Friday, October 10, 2008

Green thumb?

The women in my family are gardeners. My grandmother's garden was every child's heaven, with pickable fruit, little hideyholes, a mini-train track, and a table and chairs made out of a dead tree trunk. When my grandmother died, my mother took up the habit, and our backyard slowly morphed from a potential cricket ground to an oasis of calm.

With the financial market the way it is and of course being a proponent of a healthy vegetarian diet, it seems natural that I follow in the steps of my foremothers and try my hand (or rather, my thumb) at growing my own greens. Sadly, I am somewhat limited by living in a unit, but nevertheless I have set my balcony up with a few herbs and small vegetables, and excitedly check them each day. I'm sure that my ancestors are watching as I overwater the Aloe Vera, prune the mint out of existence and, most embarassing of all, fail to realise that it's normal for Basil to die over winter. I quietly hope that I inherited the green thumb, and it's just taking a while to form.
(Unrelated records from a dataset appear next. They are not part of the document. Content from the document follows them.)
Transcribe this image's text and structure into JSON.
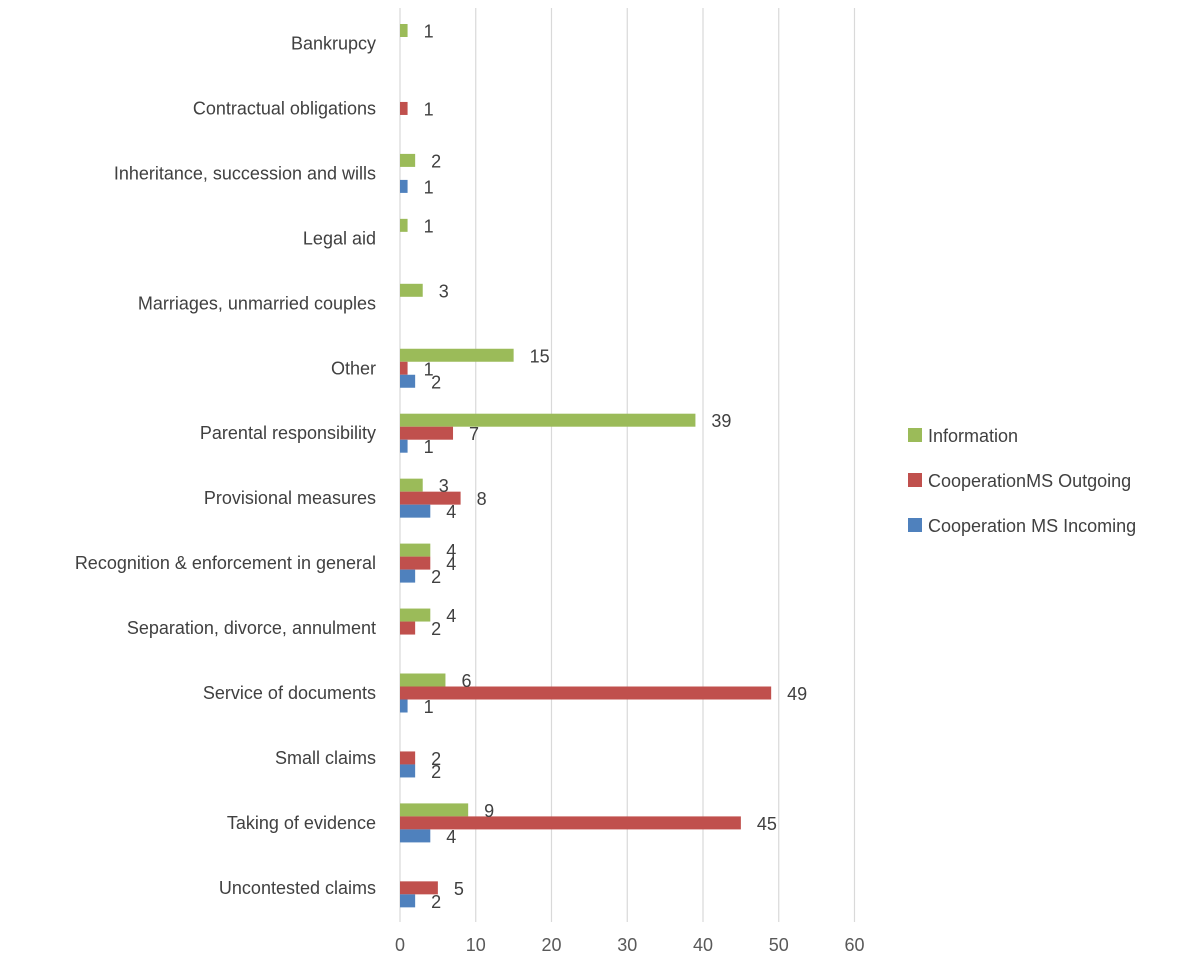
{
  "chart_data": {
    "type": "bar",
    "orientation": "horizontal",
    "categories": [
      "Bankrupcy",
      "Contractual obligations",
      "Inheritance, succession and wills",
      "Legal aid",
      "Marriages, unmarried couples",
      "Other",
      "Parental responsibility",
      "Provisional measures",
      "Recognition & enforcement in general",
      "Separation, divorce, annulment",
      "Service of documents",
      "Small claims",
      "Taking of evidence",
      "Uncontested claims"
    ],
    "series": [
      {
        "name": "Information",
        "color": "#9BBB59",
        "values": [
          1,
          null,
          2,
          1,
          3,
          15,
          39,
          3,
          4,
          4,
          6,
          null,
          9,
          null
        ]
      },
      {
        "name": "CooperationMS Outgoing",
        "color": "#C0504D",
        "values": [
          null,
          1,
          null,
          null,
          null,
          1,
          7,
          8,
          4,
          2,
          49,
          2,
          45,
          5
        ]
      },
      {
        "name": "Cooperation MS Incoming",
        "color": "#4F81BD",
        "values": [
          null,
          null,
          1,
          null,
          null,
          2,
          1,
          4,
          2,
          null,
          1,
          2,
          4,
          2
        ]
      }
    ],
    "xlim": [
      0,
      60
    ],
    "xticks": [
      0,
      10,
      20,
      30,
      40,
      50,
      60
    ],
    "grid": true,
    "legend_position": "right",
    "title": "",
    "xlabel": "",
    "ylabel": ""
  }
}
There's something so satisfying about "just ducking out for some lettuce" (or tomatoes or basil or mint or parsley or rosemary or coriandar or .... hopefully snowpeas) without leaving home. Better still is knowing that it's fresh, there's no pesticides, nobody died harvesting it, and no carbon emissions were used to transport it to me. Let's give kitchen gardening the green thumbs up!